Population Cohort-Validated PM(2.5)-Induced Gene Signatures: A Machine Learning Approach to Individual Exposure Prediction.

Transcriptomic profiling has shown that exposure to PM(2.5), a common air pollutant, can modulate gene expression, which has been linked to negative health effects and diseases. However, there are few population-based cohort studies on the association between PM(2.5) exposure and specific gene set expression. In this study, we used an unbiased transcriptomic profiling approach to examine gene expression in a mouse model exposed to PM(2.5) and to identify PM(2.5)-responsive genes.
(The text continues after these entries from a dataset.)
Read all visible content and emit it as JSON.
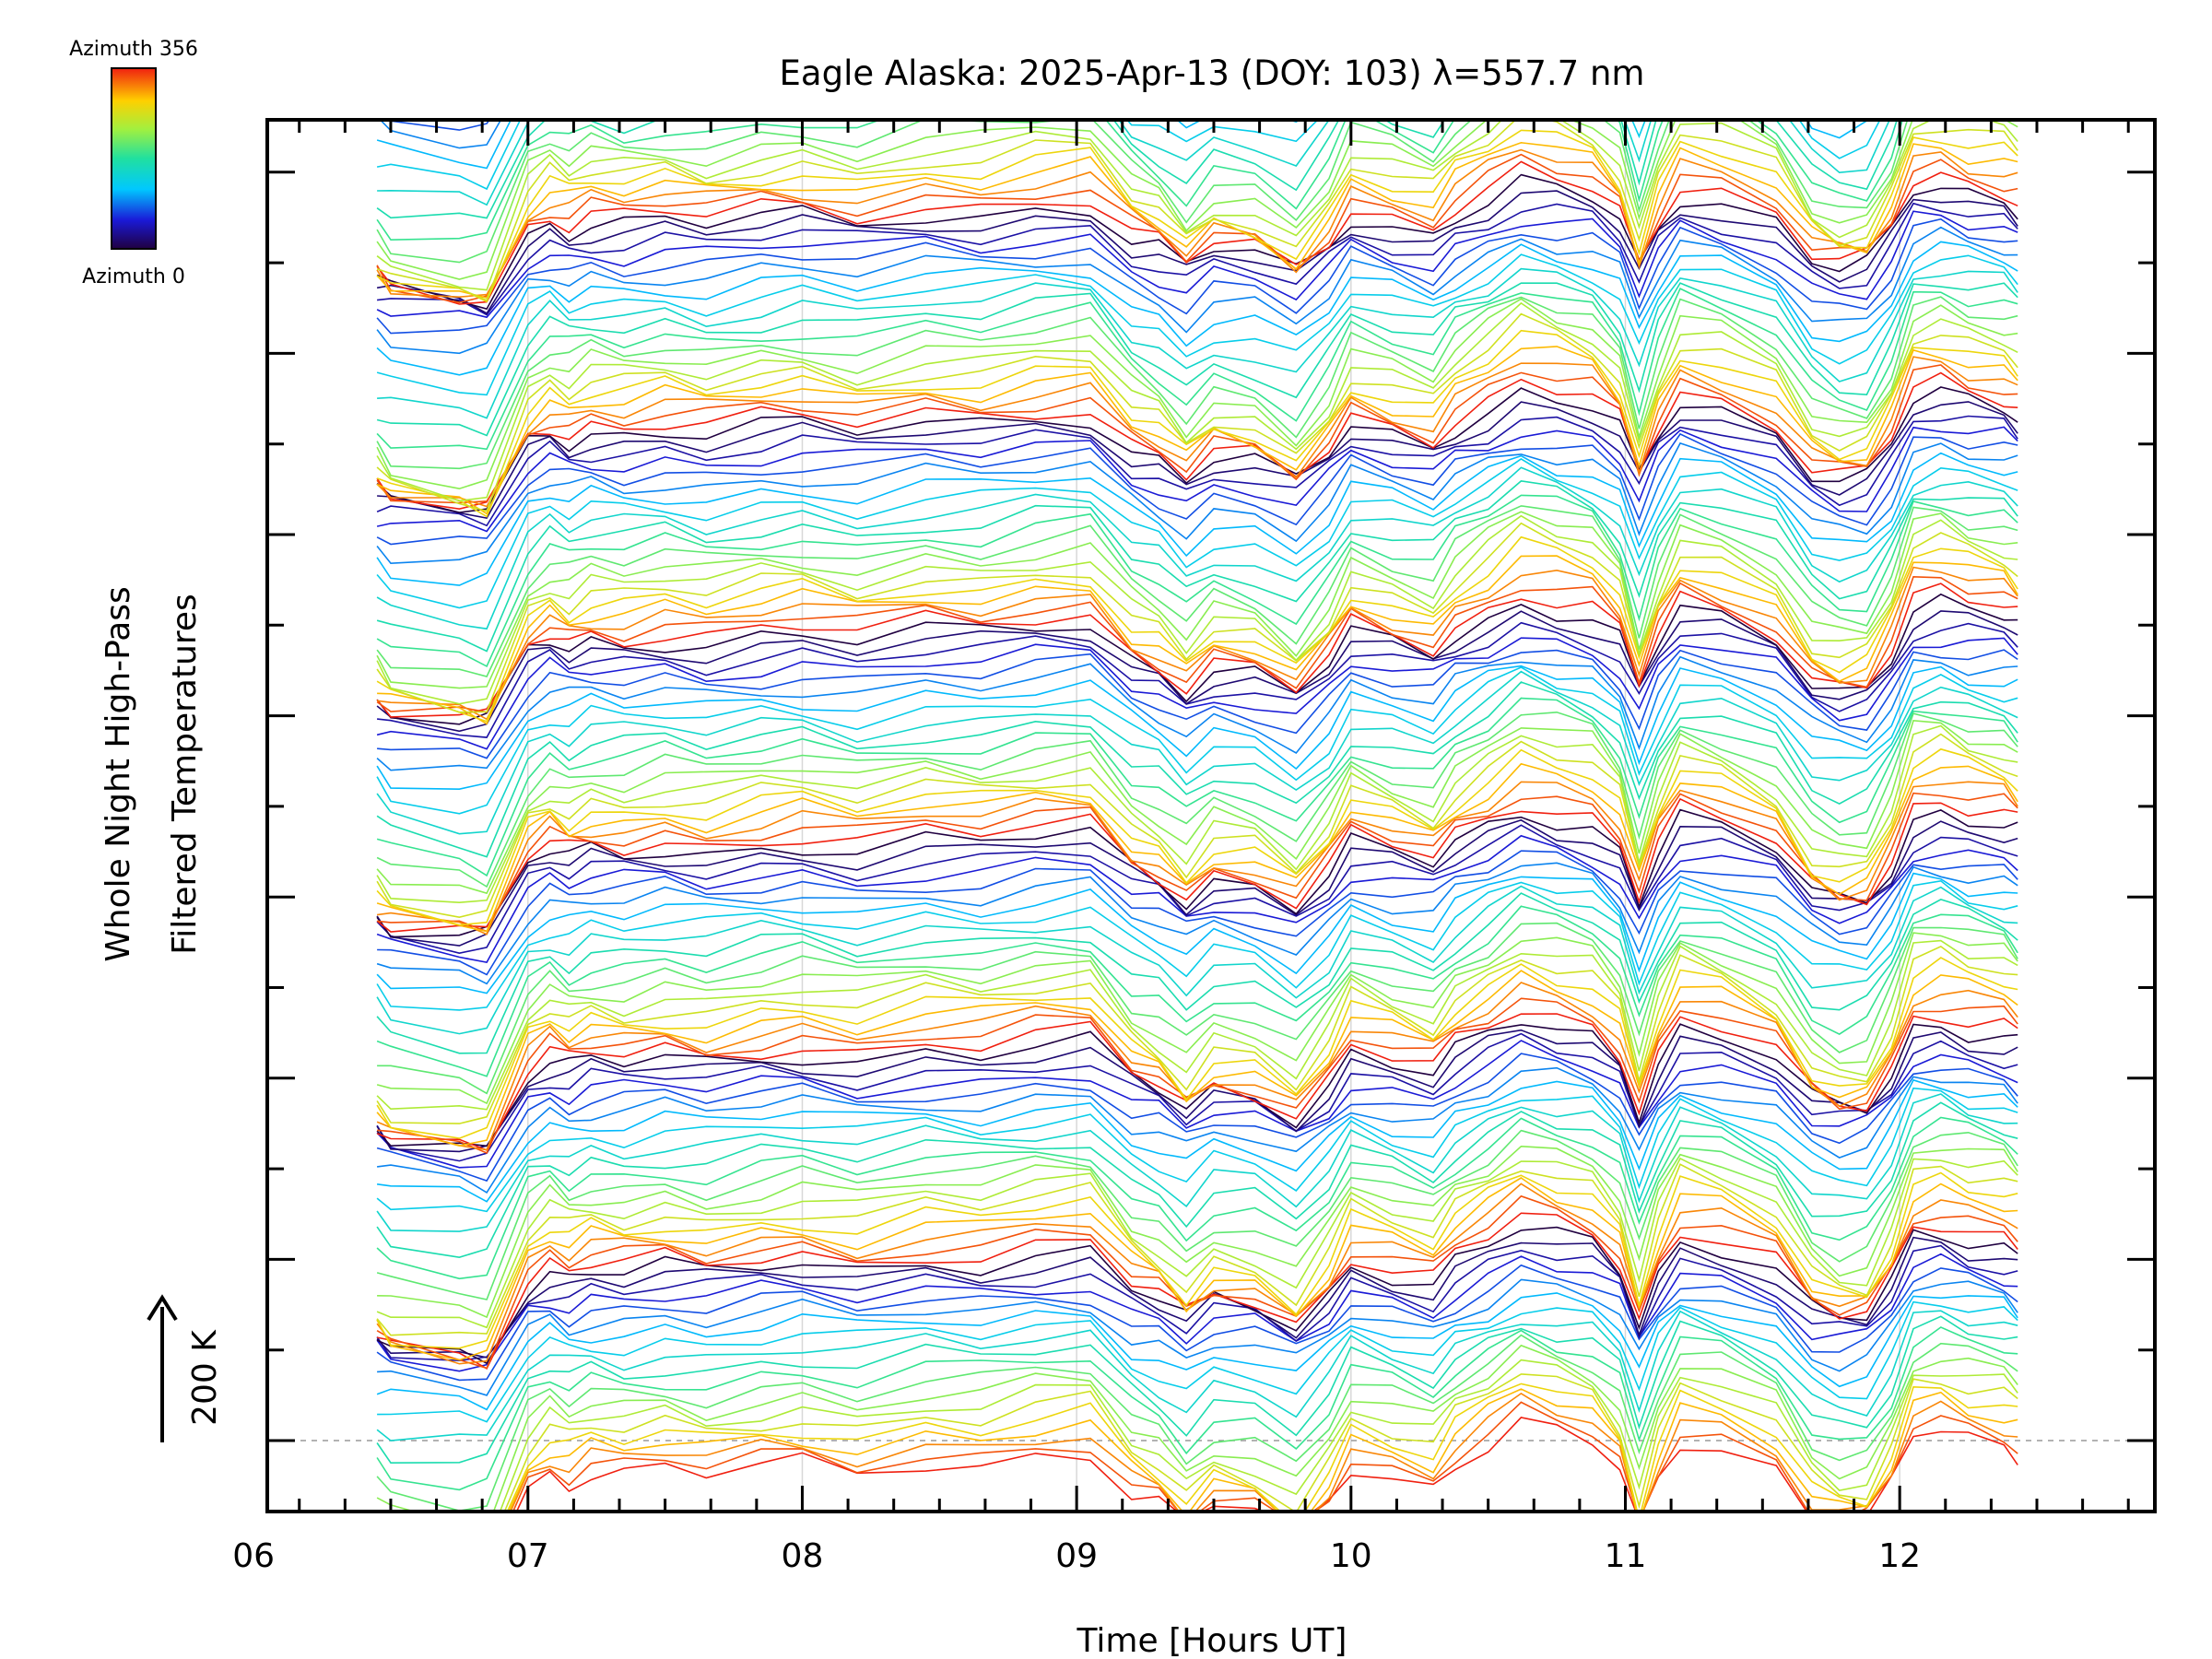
{
  "chart_data": {
    "type": "line",
    "title": "Eagle Alaska: 2025-Apr-13 (DOY: 103) λ=557.7 nm",
    "xlabel": "Time [Hours UT]",
    "ylabel_line1": "Whole Night High-Pass",
    "ylabel_line2": "Filtered Temperatures",
    "scale_label": "200 K",
    "xlim": [
      6.05,
      12.93
    ],
    "x_ticks": [
      {
        "value": 6,
        "label": "06"
      },
      {
        "value": 7,
        "label": "07"
      },
      {
        "value": 8,
        "label": "08"
      },
      {
        "value": 9,
        "label": "09"
      },
      {
        "value": 10,
        "label": "10"
      },
      {
        "value": 11,
        "label": "11"
      },
      {
        "value": 12,
        "label": "12"
      }
    ],
    "colorbar": {
      "top_label": "Azimuth 356",
      "bottom_label": "Azimuth 0",
      "min": 0,
      "max": 356,
      "colormap": "rainbow"
    },
    "grid": true,
    "stack_groups": 7,
    "azimuths_per_group": 20,
    "x": [
      6.45,
      6.5,
      6.75,
      6.85,
      7.0,
      7.08,
      7.15,
      7.23,
      7.35,
      7.5,
      7.65,
      7.85,
      8.0,
      8.2,
      8.45,
      8.65,
      8.85,
      9.05,
      9.2,
      9.3,
      9.4,
      9.5,
      9.65,
      9.8,
      9.92,
      10.0,
      10.15,
      10.3,
      10.38,
      10.5,
      10.62,
      10.75,
      10.88,
      10.98,
      11.05,
      11.12,
      11.2,
      11.35,
      11.55,
      11.68,
      11.78,
      11.88,
      11.97,
      12.05,
      12.15,
      12.25,
      12.38,
      12.43
    ],
    "base_profile_K": [
      -180,
      -200,
      -215,
      -220,
      -80,
      -55,
      -70,
      -55,
      -60,
      -50,
      -60,
      -45,
      -40,
      -55,
      -35,
      -40,
      -25,
      -20,
      -90,
      -110,
      -150,
      -110,
      -120,
      -160,
      -100,
      -40,
      -60,
      -80,
      -40,
      -10,
      25,
      10,
      -5,
      -50,
      -150,
      -60,
      5,
      -10,
      -50,
      -130,
      -150,
      -145,
      -80,
      10,
      20,
      5,
      -5,
      -20
    ]
  }
}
The gene expressions were further validated in both the human cell lines and a population-based cohort study. Two cohorts of healthy older adults (aged ≥ 65 years) were recruited from regions characterized by differing levels of PM(2.5). Logistic regression and decision tree algorithms were then utilized to construct predictive models for PM(2.5) exposure based on these gene expression profiles. Our results indicated that the expression of five genes (FAM102B, PPP2R1B, OXR1, ITGAM, and PRP38B) increased with PM(2.5) exposure in both cell-based assay and population-based cohort studies. Furthermore, the predictive models demonstrated high accuracy in classifying high-and-low PM(2.5) exposure, potentially supporting the integration of gene biomarkers into public health practices.